Saturday, April 04, 2009

Giving the Devil His/Her Due

Remember that scandalous company that killed any number of innocent Iraqis while ' protecting' U.S. personnel in the manner Iraq hated enough to ban them? Yes, I mean Blackwater. They have new uniforms and a new name, and they're back. This from John Cole at Balloon Juice.

Late last month Blackwater Worldwide lost its billion-dollar contract to protect American diplomats here, but by next month many if not most of its private security guards will be back on the job in Iraq.

The same individuals will just be wearing new uniforms, working for Triple Canopy, the firm that won the State Department’s contract after Iraqi officials refused to renew Blackwater’s operating license, according to American diplomats, private security industry officials and Iraqi officials. Blackwater — viewed in Iraq as a symbol of American violence and impunity — lost the contract after being accused of excessive force in several instances, particularly an apparently unprovoked shooting in downtown Baghdad in 2007 in which 17 civilians were killed.

Despite the torrent of public criticism against Blackwater, American officials say they are relieved that the old guards will stay on. Otherwise, Triple Canopy, they say, would not be able to field enough qualified guards, with the proper security clearances, before the new contract goes into effect in May.

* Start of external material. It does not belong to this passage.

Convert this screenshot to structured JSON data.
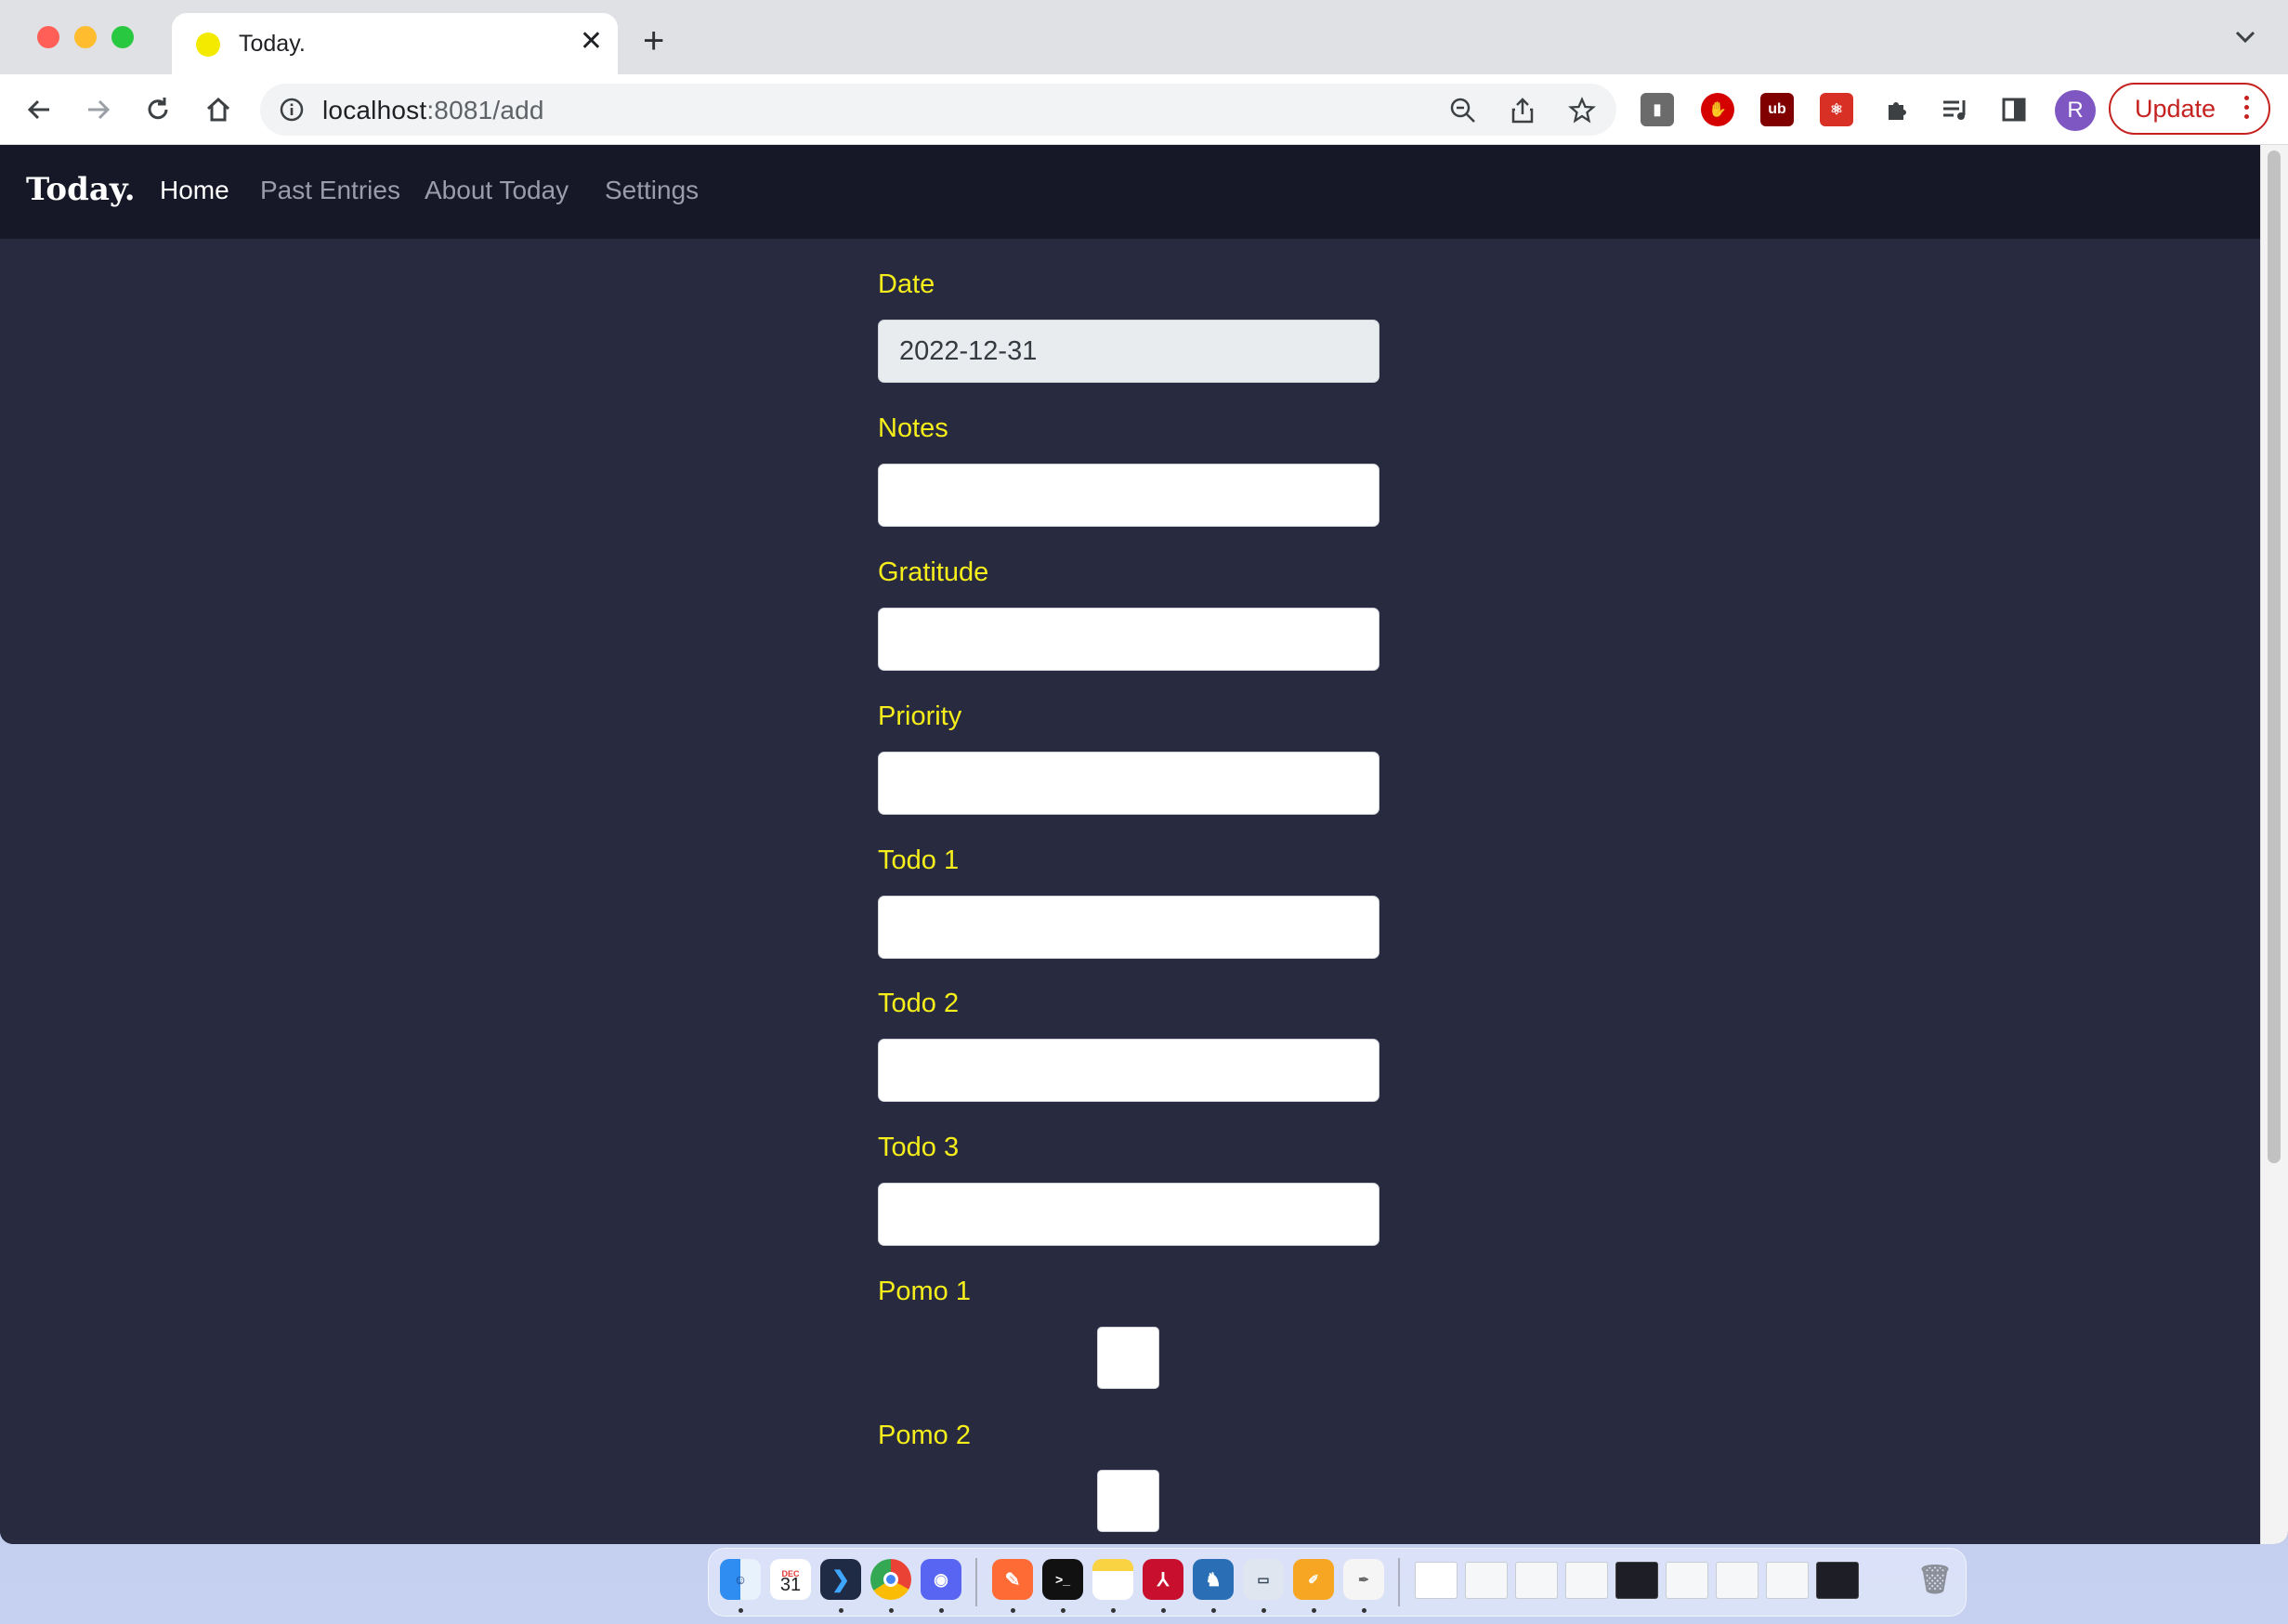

“There is just no other way to do it,” said one Western diplomat, speaking on the condition of anonymity because he is not permitted to discuss the issue publicly.

Critics of Blackwater said they worried that the same people might perpetuate what they believed was a corporate culture that disregarded Iraqis’ lives.

“They’re really all still there, and it’s back to business as usual,” said Susan Burke, an American lawyer who has filed three civil rights lawsuits against Blackwater on behalf of Iraqi civilians alleged to be victims of it.

An unresolved question is whether Blackwater, recently renamed Xe (pronounced zee), or any affiliated company will profit from the deal.

Contracts let in the misconduct of our occupation of Iraq have been irresponsible to the point of criminal conduct. The return of the very force that the country of Iraq had refused is actionable.

No decent government would inflict this kind of misbehaving mercenaries on a country it expected ever to have decent relations with. Our military should be rebuked, and this decision revoked.